🤖 AI Summary
This work addresses a critical limitation in existing safety mechanisms for large language model (LLM) agents, which often neglect the contextual dependence of agent behaviors and struggle to balance safety with utility. The authors formally define context-sensitive safety through four verifiable properties: task alignment, action alignment, source authorization, and data isolation. They introduce oracle functions to dynamically detect violations of these properties during execution. By integrating formal modeling, information flow control, and runtime verification, the framework provides contextualized definitions for attacks such as prompt injection and jailbreaking, and unifies existing defense strategies under a coherent theoretical structure. Experimental results demonstrate that diverse known attacks can be precisely characterized as instances of property violations, establishing a foundational basis for designing LLM agent defenses that jointly ensure safety and practical effectiveness.
📝 Abstract
Security in LLM agents is inherently contextual. For example, the same action taken by an agent may represent legitimate behavior or a security violation depending on whose instruction led to the action, what objective is being pursued, and whether the action serves that objective. However, existing definitions of security attacks against LLM agents often fail to capture this contextual nature. As a result, defenses face a fundamental utility-security tradeoff: applying defenses uniformly across all contexts can lead to significant utility loss, while applying defenses in insufficient or inappropriate contexts can result in security vulnerabilities.
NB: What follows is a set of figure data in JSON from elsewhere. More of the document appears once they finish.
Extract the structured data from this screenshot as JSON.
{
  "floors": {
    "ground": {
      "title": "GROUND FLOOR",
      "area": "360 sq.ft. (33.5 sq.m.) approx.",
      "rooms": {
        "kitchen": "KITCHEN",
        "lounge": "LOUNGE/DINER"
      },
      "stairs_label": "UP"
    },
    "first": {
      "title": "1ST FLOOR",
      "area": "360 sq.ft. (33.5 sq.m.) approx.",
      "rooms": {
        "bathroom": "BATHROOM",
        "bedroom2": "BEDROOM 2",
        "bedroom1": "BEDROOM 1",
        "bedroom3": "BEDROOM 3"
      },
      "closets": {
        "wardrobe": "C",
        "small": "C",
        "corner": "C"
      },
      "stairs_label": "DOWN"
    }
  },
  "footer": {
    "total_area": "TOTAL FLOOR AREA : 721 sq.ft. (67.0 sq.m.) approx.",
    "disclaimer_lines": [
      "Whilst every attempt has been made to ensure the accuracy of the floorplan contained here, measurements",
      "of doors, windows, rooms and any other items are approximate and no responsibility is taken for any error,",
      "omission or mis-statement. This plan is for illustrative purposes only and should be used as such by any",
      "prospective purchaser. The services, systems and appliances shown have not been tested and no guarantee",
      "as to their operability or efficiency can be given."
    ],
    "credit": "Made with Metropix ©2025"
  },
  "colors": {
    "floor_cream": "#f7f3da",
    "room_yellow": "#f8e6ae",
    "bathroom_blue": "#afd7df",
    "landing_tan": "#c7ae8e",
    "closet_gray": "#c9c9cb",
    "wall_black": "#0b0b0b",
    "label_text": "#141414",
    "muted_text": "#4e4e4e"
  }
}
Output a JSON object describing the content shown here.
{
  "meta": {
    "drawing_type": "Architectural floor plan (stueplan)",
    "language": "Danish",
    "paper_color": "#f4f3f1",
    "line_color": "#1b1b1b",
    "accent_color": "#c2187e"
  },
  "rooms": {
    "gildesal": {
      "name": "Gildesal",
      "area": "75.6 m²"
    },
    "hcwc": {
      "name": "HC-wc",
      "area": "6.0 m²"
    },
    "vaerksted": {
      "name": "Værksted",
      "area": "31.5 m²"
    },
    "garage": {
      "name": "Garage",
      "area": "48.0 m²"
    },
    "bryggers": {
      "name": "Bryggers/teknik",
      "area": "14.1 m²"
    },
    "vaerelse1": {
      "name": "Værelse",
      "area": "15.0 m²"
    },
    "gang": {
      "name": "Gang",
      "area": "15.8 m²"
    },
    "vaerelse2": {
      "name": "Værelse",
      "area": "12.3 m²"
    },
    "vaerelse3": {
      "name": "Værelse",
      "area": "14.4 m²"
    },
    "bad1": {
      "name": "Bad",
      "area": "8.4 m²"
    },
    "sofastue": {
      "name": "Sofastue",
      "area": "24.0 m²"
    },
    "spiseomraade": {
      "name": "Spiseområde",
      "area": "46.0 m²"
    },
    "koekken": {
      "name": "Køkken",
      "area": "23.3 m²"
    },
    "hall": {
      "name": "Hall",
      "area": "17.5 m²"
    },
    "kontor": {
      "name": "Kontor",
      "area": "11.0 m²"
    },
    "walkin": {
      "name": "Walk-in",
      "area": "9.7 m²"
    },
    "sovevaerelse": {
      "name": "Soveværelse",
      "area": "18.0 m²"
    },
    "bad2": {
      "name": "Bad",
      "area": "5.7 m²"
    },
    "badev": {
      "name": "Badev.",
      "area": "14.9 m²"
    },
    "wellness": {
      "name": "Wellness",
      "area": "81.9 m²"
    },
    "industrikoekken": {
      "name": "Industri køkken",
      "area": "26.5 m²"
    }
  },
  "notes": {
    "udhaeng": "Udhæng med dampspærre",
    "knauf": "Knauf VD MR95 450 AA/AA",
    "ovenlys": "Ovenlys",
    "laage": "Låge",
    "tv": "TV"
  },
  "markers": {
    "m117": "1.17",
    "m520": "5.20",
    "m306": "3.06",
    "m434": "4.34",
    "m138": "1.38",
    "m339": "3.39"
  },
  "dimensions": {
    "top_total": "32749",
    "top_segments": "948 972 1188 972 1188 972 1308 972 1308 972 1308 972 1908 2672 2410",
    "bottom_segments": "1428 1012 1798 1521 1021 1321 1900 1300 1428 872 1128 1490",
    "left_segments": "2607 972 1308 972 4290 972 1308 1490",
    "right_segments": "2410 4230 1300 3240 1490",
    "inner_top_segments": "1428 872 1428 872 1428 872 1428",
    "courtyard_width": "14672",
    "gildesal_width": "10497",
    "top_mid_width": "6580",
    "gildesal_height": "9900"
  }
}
In this work, we present a framework that systematizes existing attacks and defenses from the perspective of contextual security. To this end, we propose four security properties that capture contextual security for LLM agents: task alignment (pursuing authorized objectives), action alignment (individual actions serving those objectives), source authorization (executing commands from authenticated sources), and data isolation (ensuring information flows respect privilege boundaries). We further introduce a set of oracle functions that enable verification of whether these security properties are violated as an agent executes a user task. Using this framework, we reformalize existing attacks, such as indirect prompt injection, direct prompt injection, jailbreak, task drift, and memory poisoning, as violations of one or more security properties, thereby providing precise and contextual definitions of these attacks. Similarly, we reformalize defenses as mechanisms that strengthen oracle functions or perform security property checks. Finally, we discuss several important future research directions enabled by our framework.